BDC Quarterly Bulletin - Nov. 1, 2018

Cranes and scaffolding working on high-rises in Uptown Charlotte.

The Mecklenburg Board of County Commissioners (BOCC) appoints the Building-Development Commission (BDC) as an advisory board to Code Enforcement. Membership includes representation from the design, construction and development communities, as well as the public. 

Here are brief summaries of significant matters impacting the design and construction community on which the Building-Development Commission and the Code Enforcement Department have focused from July 1, 2018, through September 31, 2018: 

  1. 2018 NCSBC Effective Change Dates

  2. HB-948 Early Observations

  3. Focus Group Update

  4. HCDT Now SPECIAL PROJECTS TEAM

1.  2018 NCSBC Effective Change Dates

On July 13th a memo was distributed to all customers notifying them of the 2018 NCSBC effective change dates.  The 2018 NC Building, Residential (Single Family), Existing Building, Energy, Fire Prevention, Mechanical, Plumbing, and Fuel Gas Codes has a transition period beginning July 1, 2018, through December 31, 2018.  The absolute cutoff date, established by the BCC, for use of the 2012 NC State Building Code family, is December 31, 2018. 

It is very important for professionals to closely monitor and determine when their project's design will switch to the new 2018 NC State Building Code family.  Compliance with the above transition period and Department policy are essential.  

We strongly recommended submittal of plans for new commercial projects, residential projects, master plan projects, and renovation up-fits (encompassing 20,000sf. or more), no later than August 31st.   We recommend submission of smaller commercial plans no later than October 1, 2018.  Even if submitted by these dates, customers should carefully monitor their project timelines if their projects move to a second or subsequent review cycle to ensure the project does not linger without moving forward into the permitting phase, once approved.

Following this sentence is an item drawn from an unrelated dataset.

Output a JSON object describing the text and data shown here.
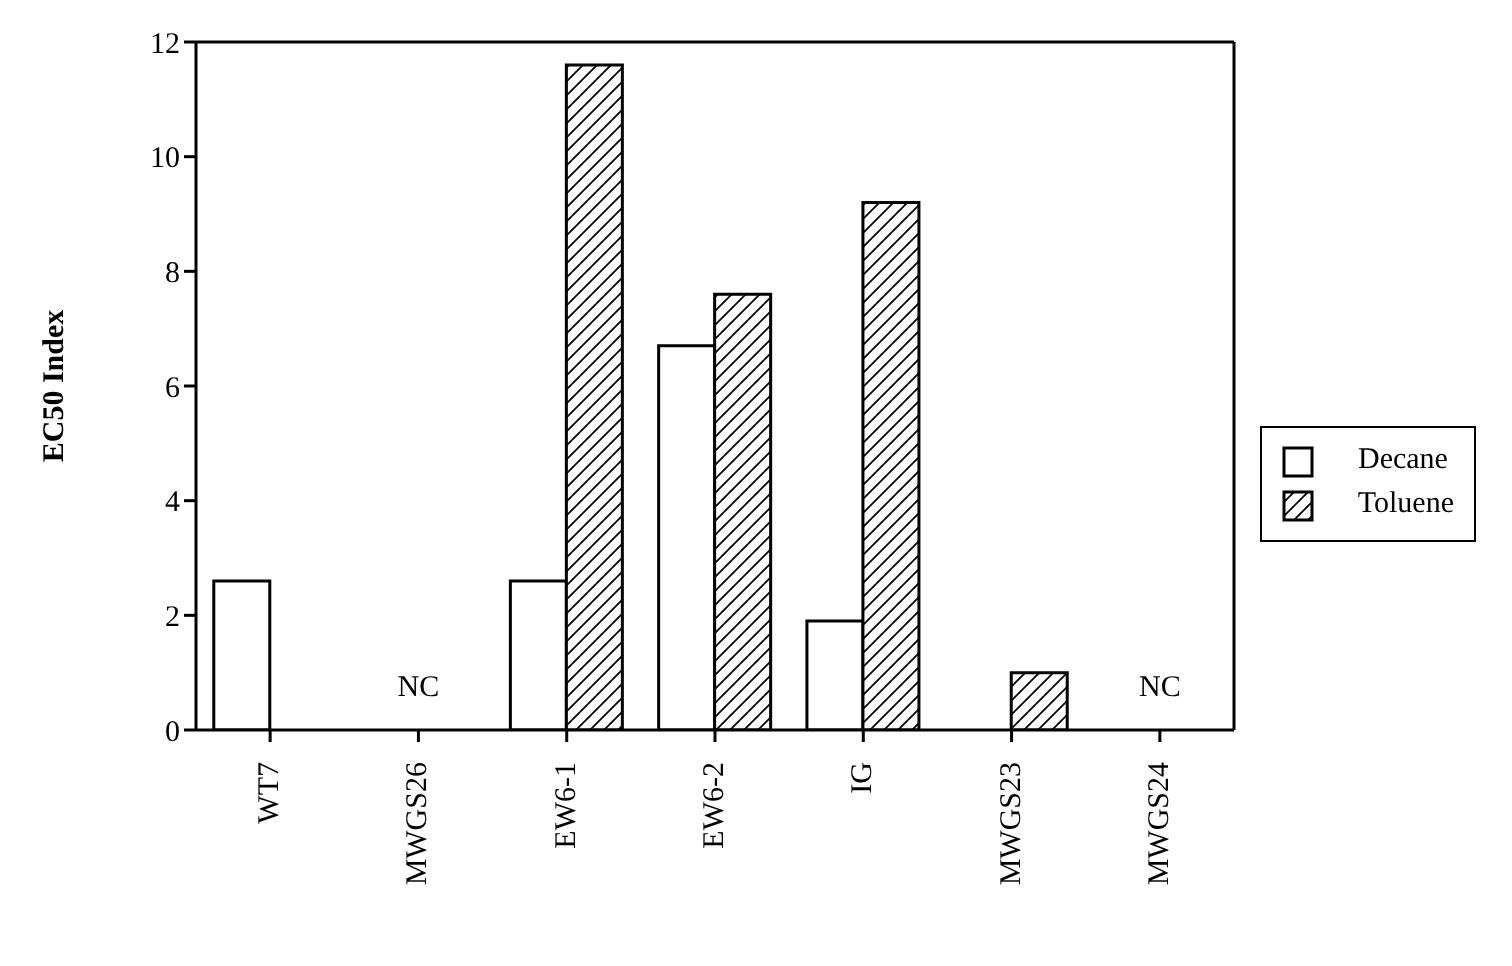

If your project permit(s) documents are not submitted by 4:45 p.m. on December 28, 2018 (regardless of plan submission date), you will be required to comply with the 2018 North Carolina Building Code family (excludes electrical).  This may require additional plan review cycles and/or fees; taking extra time.  While state law requires the Department to issue code compliant permits, the burden is on the owner's team to estimate when your permit will be issued.

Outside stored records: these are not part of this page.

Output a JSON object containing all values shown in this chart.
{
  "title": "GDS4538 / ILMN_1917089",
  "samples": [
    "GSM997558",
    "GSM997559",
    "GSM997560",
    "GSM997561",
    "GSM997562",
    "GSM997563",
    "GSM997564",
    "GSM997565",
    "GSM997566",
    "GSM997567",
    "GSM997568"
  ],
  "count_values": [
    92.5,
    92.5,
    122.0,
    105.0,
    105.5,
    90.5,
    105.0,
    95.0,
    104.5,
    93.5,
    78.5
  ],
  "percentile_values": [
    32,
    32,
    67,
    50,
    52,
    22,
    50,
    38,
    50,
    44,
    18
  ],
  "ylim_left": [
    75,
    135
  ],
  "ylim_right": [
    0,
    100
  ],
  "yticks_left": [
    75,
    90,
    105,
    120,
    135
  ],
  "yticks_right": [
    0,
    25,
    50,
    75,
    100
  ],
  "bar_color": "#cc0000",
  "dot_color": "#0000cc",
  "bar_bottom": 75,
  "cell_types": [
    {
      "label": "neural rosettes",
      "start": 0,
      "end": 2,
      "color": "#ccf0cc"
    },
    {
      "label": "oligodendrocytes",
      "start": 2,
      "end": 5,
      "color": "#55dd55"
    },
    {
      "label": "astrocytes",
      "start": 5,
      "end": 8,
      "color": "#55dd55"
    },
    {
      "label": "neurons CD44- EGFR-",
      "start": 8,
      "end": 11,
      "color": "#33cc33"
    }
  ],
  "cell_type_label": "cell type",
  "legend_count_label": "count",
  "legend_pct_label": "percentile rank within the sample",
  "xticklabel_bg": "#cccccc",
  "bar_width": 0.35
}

2.  HB-948 Early Observations

The Department has completed a lot of work for HB948 and has been submitting reports to DOI monthly on high failure rate contractors; tracking (under normal conditions) 10-15 items.  The conflict within HB948 is the two-day requirement.  DOI will contact the Director of Code Enforcement when inspections go beyond the two-day requirement and will then shut off the contractor on any inspections over two days.  The Department is confident in the two-day delay within the program and will need to shut off the HFR modular for now.

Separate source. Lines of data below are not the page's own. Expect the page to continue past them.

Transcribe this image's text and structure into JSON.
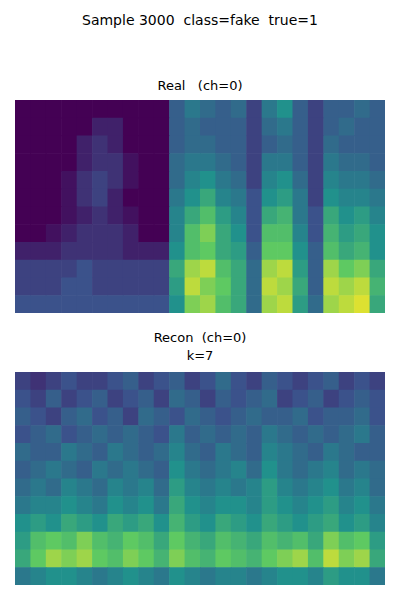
{
  "title": "Sample 3000  class=fake  true=1",
  "chart_data": [
    {
      "type": "heatmap",
      "title": "Real   (ch=0)",
      "tick_labels": false,
      "zlim": [
        0,
        1
      ],
      "cells": [
        [
          0,
          0,
          0,
          0,
          0,
          0,
          0,
          0,
          0,
          0,
          0.3,
          0.4,
          0.35,
          0.3,
          0.35,
          0.2,
          0.4,
          0.5,
          0.3,
          0.2,
          0.3,
          0.3,
          0.35,
          0.3
        ],
        [
          0,
          0,
          0,
          0,
          0,
          0.1,
          0.1,
          0,
          0,
          0,
          0.3,
          0.35,
          0.3,
          0.3,
          0.3,
          0.2,
          0.35,
          0.4,
          0.3,
          0.2,
          0.3,
          0.35,
          0.3,
          0.3
        ],
        [
          0,
          0,
          0,
          0,
          0.1,
          0.15,
          0.1,
          0,
          0,
          0,
          0.3,
          0.35,
          0.35,
          0.3,
          0.3,
          0.2,
          0.3,
          0.35,
          0.3,
          0.2,
          0.35,
          0.3,
          0.3,
          0.3
        ],
        [
          0,
          0,
          0,
          0,
          0.1,
          0.15,
          0.15,
          0.05,
          0,
          0,
          0.35,
          0.4,
          0.4,
          0.35,
          0.3,
          0.2,
          0.4,
          0.4,
          0.3,
          0.2,
          0.4,
          0.35,
          0.35,
          0.3
        ],
        [
          0,
          0,
          0,
          0.05,
          0.15,
          0.2,
          0.15,
          0.05,
          0,
          0,
          0.35,
          0.45,
          0.5,
          0.4,
          0.35,
          0.2,
          0.45,
          0.5,
          0.35,
          0.2,
          0.45,
          0.4,
          0.4,
          0.35
        ],
        [
          0,
          0,
          0,
          0.05,
          0.15,
          0.2,
          0.1,
          0,
          0,
          0,
          0.4,
          0.5,
          0.6,
          0.45,
          0.4,
          0.25,
          0.5,
          0.55,
          0.4,
          0.2,
          0.5,
          0.45,
          0.45,
          0.4
        ],
        [
          0,
          0,
          0,
          0.05,
          0.1,
          0.15,
          0.1,
          0.05,
          0,
          0,
          0.45,
          0.6,
          0.7,
          0.55,
          0.45,
          0.25,
          0.6,
          0.65,
          0.4,
          0.25,
          0.6,
          0.5,
          0.55,
          0.45
        ],
        [
          0,
          0,
          0.05,
          0.1,
          0.15,
          0.15,
          0.15,
          0.1,
          0,
          0,
          0.45,
          0.7,
          0.8,
          0.6,
          0.5,
          0.25,
          0.7,
          0.7,
          0.45,
          0.25,
          0.65,
          0.55,
          0.6,
          0.5
        ],
        [
          0.1,
          0.1,
          0.1,
          0.15,
          0.15,
          0.15,
          0.15,
          0.1,
          0.1,
          0.1,
          0.5,
          0.7,
          0.75,
          0.6,
          0.55,
          0.3,
          0.75,
          0.75,
          0.5,
          0.3,
          0.7,
          0.6,
          0.65,
          0.5
        ],
        [
          0.2,
          0.2,
          0.2,
          0.2,
          0.25,
          0.2,
          0.2,
          0.2,
          0.2,
          0.2,
          0.6,
          0.85,
          0.9,
          0.7,
          0.6,
          0.35,
          0.85,
          0.9,
          0.55,
          0.3,
          0.85,
          0.75,
          0.8,
          0.6
        ],
        [
          0.2,
          0.2,
          0.2,
          0.25,
          0.25,
          0.2,
          0.2,
          0.2,
          0.2,
          0.2,
          0.55,
          0.9,
          0.8,
          0.75,
          0.6,
          0.35,
          0.9,
          0.85,
          0.6,
          0.3,
          0.9,
          0.85,
          0.9,
          0.65
        ],
        [
          0.25,
          0.25,
          0.25,
          0.25,
          0.25,
          0.25,
          0.25,
          0.25,
          0.25,
          0.25,
          0.5,
          0.8,
          0.85,
          0.7,
          0.6,
          0.35,
          0.85,
          0.9,
          0.55,
          0.35,
          0.85,
          0.9,
          0.95,
          0.6
        ]
      ]
    },
    {
      "type": "heatmap",
      "title": "Recon  (ch=0)",
      "subtitle": "k=7",
      "tick_labels": false,
      "zlim": [
        0,
        1
      ],
      "cells": [
        [
          0.2,
          0.15,
          0.2,
          0.25,
          0.2,
          0.2,
          0.25,
          0.3,
          0.2,
          0.25,
          0.3,
          0.2,
          0.25,
          0.35,
          0.25,
          0.2,
          0.3,
          0.25,
          0.2,
          0.25,
          0.3,
          0.2,
          0.25,
          0.2
        ],
        [
          0.25,
          0.2,
          0.3,
          0.2,
          0.25,
          0.3,
          0.2,
          0.25,
          0.3,
          0.2,
          0.35,
          0.3,
          0.2,
          0.3,
          0.25,
          0.3,
          0.35,
          0.2,
          0.25,
          0.3,
          0.2,
          0.25,
          0.3,
          0.25
        ],
        [
          0.3,
          0.25,
          0.2,
          0.3,
          0.35,
          0.25,
          0.3,
          0.2,
          0.35,
          0.3,
          0.25,
          0.35,
          0.3,
          0.25,
          0.3,
          0.35,
          0.3,
          0.3,
          0.35,
          0.25,
          0.3,
          0.3,
          0.35,
          0.25
        ],
        [
          0.25,
          0.3,
          0.35,
          0.25,
          0.3,
          0.35,
          0.3,
          0.35,
          0.3,
          0.25,
          0.4,
          0.3,
          0.35,
          0.3,
          0.35,
          0.3,
          0.4,
          0.35,
          0.3,
          0.35,
          0.3,
          0.35,
          0.4,
          0.3
        ],
        [
          0.35,
          0.3,
          0.3,
          0.4,
          0.35,
          0.3,
          0.4,
          0.35,
          0.3,
          0.35,
          0.45,
          0.35,
          0.3,
          0.4,
          0.35,
          0.3,
          0.45,
          0.4,
          0.35,
          0.3,
          0.4,
          0.35,
          0.3,
          0.3
        ],
        [
          0.3,
          0.35,
          0.4,
          0.35,
          0.3,
          0.4,
          0.35,
          0.4,
          0.35,
          0.3,
          0.5,
          0.4,
          0.35,
          0.4,
          0.45,
          0.35,
          0.5,
          0.4,
          0.35,
          0.4,
          0.45,
          0.35,
          0.4,
          0.35
        ],
        [
          0.35,
          0.4,
          0.35,
          0.45,
          0.4,
          0.35,
          0.45,
          0.4,
          0.45,
          0.35,
          0.55,
          0.45,
          0.4,
          0.45,
          0.4,
          0.45,
          0.55,
          0.45,
          0.4,
          0.45,
          0.5,
          0.4,
          0.45,
          0.35
        ],
        [
          0.4,
          0.45,
          0.45,
          0.5,
          0.45,
          0.4,
          0.5,
          0.45,
          0.5,
          0.4,
          0.6,
          0.5,
          0.45,
          0.5,
          0.5,
          0.45,
          0.55,
          0.5,
          0.45,
          0.5,
          0.55,
          0.45,
          0.5,
          0.4
        ],
        [
          0.5,
          0.55,
          0.5,
          0.6,
          0.55,
          0.5,
          0.6,
          0.55,
          0.6,
          0.5,
          0.65,
          0.55,
          0.5,
          0.6,
          0.55,
          0.5,
          0.6,
          0.55,
          0.5,
          0.55,
          0.6,
          0.5,
          0.55,
          0.45
        ],
        [
          0.55,
          0.7,
          0.75,
          0.7,
          0.8,
          0.7,
          0.65,
          0.75,
          0.7,
          0.6,
          0.75,
          0.65,
          0.6,
          0.7,
          0.65,
          0.6,
          0.7,
          0.65,
          0.7,
          0.6,
          0.8,
          0.7,
          0.75,
          0.55
        ],
        [
          0.6,
          0.75,
          0.85,
          0.8,
          0.85,
          0.75,
          0.7,
          0.8,
          0.75,
          0.65,
          0.8,
          0.7,
          0.65,
          0.75,
          0.7,
          0.65,
          0.75,
          0.8,
          0.85,
          0.7,
          0.9,
          0.8,
          0.85,
          0.6
        ],
        [
          0.4,
          0.45,
          0.5,
          0.5,
          0.45,
          0.4,
          0.45,
          0.5,
          0.45,
          0.4,
          0.5,
          0.45,
          0.4,
          0.45,
          0.45,
          0.4,
          0.45,
          0.5,
          0.5,
          0.45,
          0.55,
          0.5,
          0.5,
          0.4
        ]
      ]
    }
  ]
}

HB948 passed and we requested House Representative Brody to meet with the Department.  Representative Brody shared his ideas on why the bill passed and agreed with our process.  We now have a new tool on the contractor's dashboard, for use of components and elements, to include a required form submittal.  The contractor can choose to have a design professional perform an inspection, submit a letter of completion to the contractor for upload to our system.  We now require this form to be completed in an effort to maintain consistency, along with educating and training staff.  This form is an electronic fill-in form, it cannot be altered, and the inspector will know exactly what to inspect based on the form.  The form became mandatory on October 1st and is located on the contractors' dashboard (for residential footings only) and the Department's website.

3.  Focus Group Update

The Code Enforcement Service Streams Customer Focus group was created and met August 30th with the Commercial group and September 11th with the Residential group.  Building Development Commission Representatives submitted names of those that volunteered to serve in these focus groups.  Attending were 23 commercial participants and 12 residential participants.  Meetings were facilitated by Shannon Clubb, Melanie Sellers, and Sue Kumar.  In these meetings, we shared high-level sketches of the current state of our plan review workflows, along with our vision of the future, which includes cloud based-file management, no sheet index, and a potential change of platform or software, among other improvements.  

4.  HCDT Now SPECIAL PROJECTS TEAM

The Department received many suggestions from AIA and various associations on the rebranding of the Hybrid Collaborative Delivery Team (HCDT).  After reviewing all suggestions; the "SPECIAL PROJECTS TEAM" was selected as the new name for the HCDT.  The Department is looking at sustainable design items and will integrate this into the Special Projects Team.